Muito choro (da parte do meu filho, claro). E a certeza (minha, claro) de que finalmente cortaríamos o cabelo.

Não, eu não me orgulho disso.

OK, eu escolhi a maneira mais fácil para mim de convencê-lo a cortar o cabelo.

OK, foi a maneira mais ridícula e menos nobre.

OK, Tomás vai cortar o cabelo. No fim funcionou.

OK, eu continuo não me orgulhando de nada disso.

E eu que jurei de pé junto que jamais falaria algo do gênero?

**********

Eu havia jurado por todos os santos que jamais usaria argumentos pouco ortodoxos, ou a pedagogia do medo, da comparação e tantas outras (anti) pedagogias com o meu filho.

Mas a despeito do meu juramento, às vezes me pego fazendo algumas das coisas que jurei que jamais faria.

É claro que existe um norte, o qual me atenho e não cedo jamais: bater e gritar estão realmente fora de cogitação. É claro que falo de maneira impaciente, é claro que preciso contar até dez e sair de perto, é claro que uso de argumentos estapafúrdios (os exemplos acima são apenas dois entre centenas). Mas não há nada que meu filho faça ou diga, que justifique uma agressão da minha parte. Nada mesmo.

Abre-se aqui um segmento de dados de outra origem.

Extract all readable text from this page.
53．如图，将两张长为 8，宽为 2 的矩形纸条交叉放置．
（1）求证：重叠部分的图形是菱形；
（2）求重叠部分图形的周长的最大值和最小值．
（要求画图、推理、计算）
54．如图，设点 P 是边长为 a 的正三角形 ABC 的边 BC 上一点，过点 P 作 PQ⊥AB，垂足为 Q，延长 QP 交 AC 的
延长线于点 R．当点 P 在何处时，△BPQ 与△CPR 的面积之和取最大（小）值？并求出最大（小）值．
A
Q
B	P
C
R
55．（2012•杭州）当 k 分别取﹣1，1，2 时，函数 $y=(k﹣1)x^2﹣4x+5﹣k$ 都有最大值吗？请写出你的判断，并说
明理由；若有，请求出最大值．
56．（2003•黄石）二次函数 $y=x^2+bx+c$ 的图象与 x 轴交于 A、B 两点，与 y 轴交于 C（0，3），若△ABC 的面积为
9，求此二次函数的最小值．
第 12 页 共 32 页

A verdade é que criar filhos está longe de ser tarefa simples e com fórmula pronta. A verdade é que para criar um filho é preciso muito autoconhecimento e muita autoeducação.

Autoconhecimento, para tornar consciente nossos monstros, nossos medos, nossas sombras. Acho que não existe nada mais desumano do que bombardear uma criança que me foi confiada com meu material inconsciente, do que transferir para meu filho tudo aquilo que está encoberto (embora a transferência seja inevitável em tantas vezes).

Autoeducação, porque bem sabemos que todas criança (ainda mais na primeira infância) aprende através de exemplos. E é tão difícil ser exemplo quando me percebo tão falha em tantas coisas.

Simples? Não, já falei logo acima que não.

E apesar da dificuldade, dos inúmeros erros, de alguns acertos, eu tenho aprendido muito e tenho me tornado uma pessoa melhor. Engraçado, né? Eu, na qualidade de mãe que quer para o filho apenas o melhor e que ele possa com isso fazer o melhor de si, acabo me tornando melhor. Por ele, para ele. Mas também por nós, para nós.

**********

Uma vez eu li* que Freud disse que ninguém, de fato, perdoa a pessoa que o educou; porque o processo de educar deixa influências, cicatrizes e limitações permanentes. No entanto, o laissez-faire, ou seja, não colocar limites e apenas expor nossos filhos ao mundo de maneira simplista, resultaria num desastre muito maior.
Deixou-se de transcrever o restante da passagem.